Thx for the answer Pmb. However, I either didn´t understand your answer or there has been a misunderstanding because your answer actually backed up what I said: That it´s not possible to tell space from time in spacetime. I´ll also assume a flat spacetime: - >>"You measure "space" with a ruler and "time" with a clock." Yes. And the time I measure is the length of my path through spacetime. So assuming we both start from the same point and since we are obviously heading in different directions the direction in spacetime you call time is a different one.

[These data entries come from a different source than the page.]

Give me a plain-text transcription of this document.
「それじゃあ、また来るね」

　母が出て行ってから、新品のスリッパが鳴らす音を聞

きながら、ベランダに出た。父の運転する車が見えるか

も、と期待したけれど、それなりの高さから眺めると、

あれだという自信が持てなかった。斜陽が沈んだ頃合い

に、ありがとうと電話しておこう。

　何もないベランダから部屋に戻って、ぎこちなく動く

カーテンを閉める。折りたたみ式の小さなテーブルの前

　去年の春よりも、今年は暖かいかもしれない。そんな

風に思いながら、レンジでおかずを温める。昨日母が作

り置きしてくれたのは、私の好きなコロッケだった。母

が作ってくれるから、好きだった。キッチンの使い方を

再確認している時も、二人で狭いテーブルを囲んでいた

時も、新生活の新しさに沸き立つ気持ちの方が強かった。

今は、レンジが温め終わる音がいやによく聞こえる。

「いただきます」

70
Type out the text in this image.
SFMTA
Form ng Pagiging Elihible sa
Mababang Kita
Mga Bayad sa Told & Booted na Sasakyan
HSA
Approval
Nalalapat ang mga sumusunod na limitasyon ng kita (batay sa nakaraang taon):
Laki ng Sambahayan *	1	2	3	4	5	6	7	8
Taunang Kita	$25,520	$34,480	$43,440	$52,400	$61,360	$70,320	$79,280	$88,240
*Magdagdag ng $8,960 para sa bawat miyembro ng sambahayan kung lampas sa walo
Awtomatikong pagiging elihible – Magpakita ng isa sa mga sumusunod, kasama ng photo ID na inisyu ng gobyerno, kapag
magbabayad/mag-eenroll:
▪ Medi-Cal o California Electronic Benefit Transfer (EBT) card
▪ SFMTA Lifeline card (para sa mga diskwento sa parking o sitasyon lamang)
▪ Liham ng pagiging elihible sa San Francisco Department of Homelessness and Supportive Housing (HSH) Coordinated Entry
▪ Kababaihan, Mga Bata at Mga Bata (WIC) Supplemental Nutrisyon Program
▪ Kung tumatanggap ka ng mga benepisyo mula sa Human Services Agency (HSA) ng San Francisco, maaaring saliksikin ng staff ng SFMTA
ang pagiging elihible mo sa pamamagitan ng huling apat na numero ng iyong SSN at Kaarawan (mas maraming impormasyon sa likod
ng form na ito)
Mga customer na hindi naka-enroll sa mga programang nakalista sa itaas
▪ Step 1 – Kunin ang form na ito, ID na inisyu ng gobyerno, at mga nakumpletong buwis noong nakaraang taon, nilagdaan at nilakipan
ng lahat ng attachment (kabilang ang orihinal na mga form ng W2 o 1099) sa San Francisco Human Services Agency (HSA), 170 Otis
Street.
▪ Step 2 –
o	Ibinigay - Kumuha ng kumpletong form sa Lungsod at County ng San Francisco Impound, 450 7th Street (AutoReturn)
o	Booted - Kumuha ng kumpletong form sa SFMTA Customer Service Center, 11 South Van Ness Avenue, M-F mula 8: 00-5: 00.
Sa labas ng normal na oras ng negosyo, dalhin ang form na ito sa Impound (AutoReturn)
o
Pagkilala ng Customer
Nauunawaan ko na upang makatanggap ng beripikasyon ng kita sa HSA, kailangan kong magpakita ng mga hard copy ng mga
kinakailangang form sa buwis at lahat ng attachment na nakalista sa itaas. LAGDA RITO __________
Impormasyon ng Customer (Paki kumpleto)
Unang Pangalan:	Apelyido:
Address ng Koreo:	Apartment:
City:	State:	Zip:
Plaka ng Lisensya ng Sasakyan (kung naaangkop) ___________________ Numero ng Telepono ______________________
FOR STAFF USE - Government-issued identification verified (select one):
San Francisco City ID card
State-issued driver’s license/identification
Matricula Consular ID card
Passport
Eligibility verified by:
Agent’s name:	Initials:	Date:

In fact, I would say that what you call a time-interval is indeed a mixture of time and space. There is no objective separation of time and space in spacetime. Guess you were speaking of the coordinates (of our both frames of rest in this case), then. - Your elevator example is a good example for my claim that you cannot tell if a trajectory is curved or not: I hope we can agree that the path of the light is completely independent of what the elevator does. As you said the beam will be a line for an observer in the elevator if it isn´t accellerating but will appear curved if it accellerates. So since both reference systems are equivalent there´s no way telling if the trajectory is curved or not. Same as above: A judgement like "this path is curved" can only be made within a coordinate system and is dependant on it. Frame-dependant statements, however, are quite useless. That´s the point in the whole tensor stuff (so you can tell if a trajectory is a geodesic or not because that´s a tensorial statement).

Partly agreed. I rather see a straight line as a special case of a geodesic for a flat space. Well, I can live with your statement but I think it cries for new confusion (keep in mind that most people here don´t know GR). But the thing that raised my attention in your post was the following statement: Is it really possible to tell space from time in spacetime in general? Or do you speak about the coordinates of your coordinate system (which are rather meaningless due to your freedom in chosing a coordinate system)? Or in other words: Is it possible to tell if a trajectory is curved or non-curved without using a coordinate system other than saying "they are all non-curved because they are geodesics"?

That´s absolutely correct. Those "straight lines" are called Geodesics which should sound familiar to you. In fact, not only light but all particles move on Geodesics.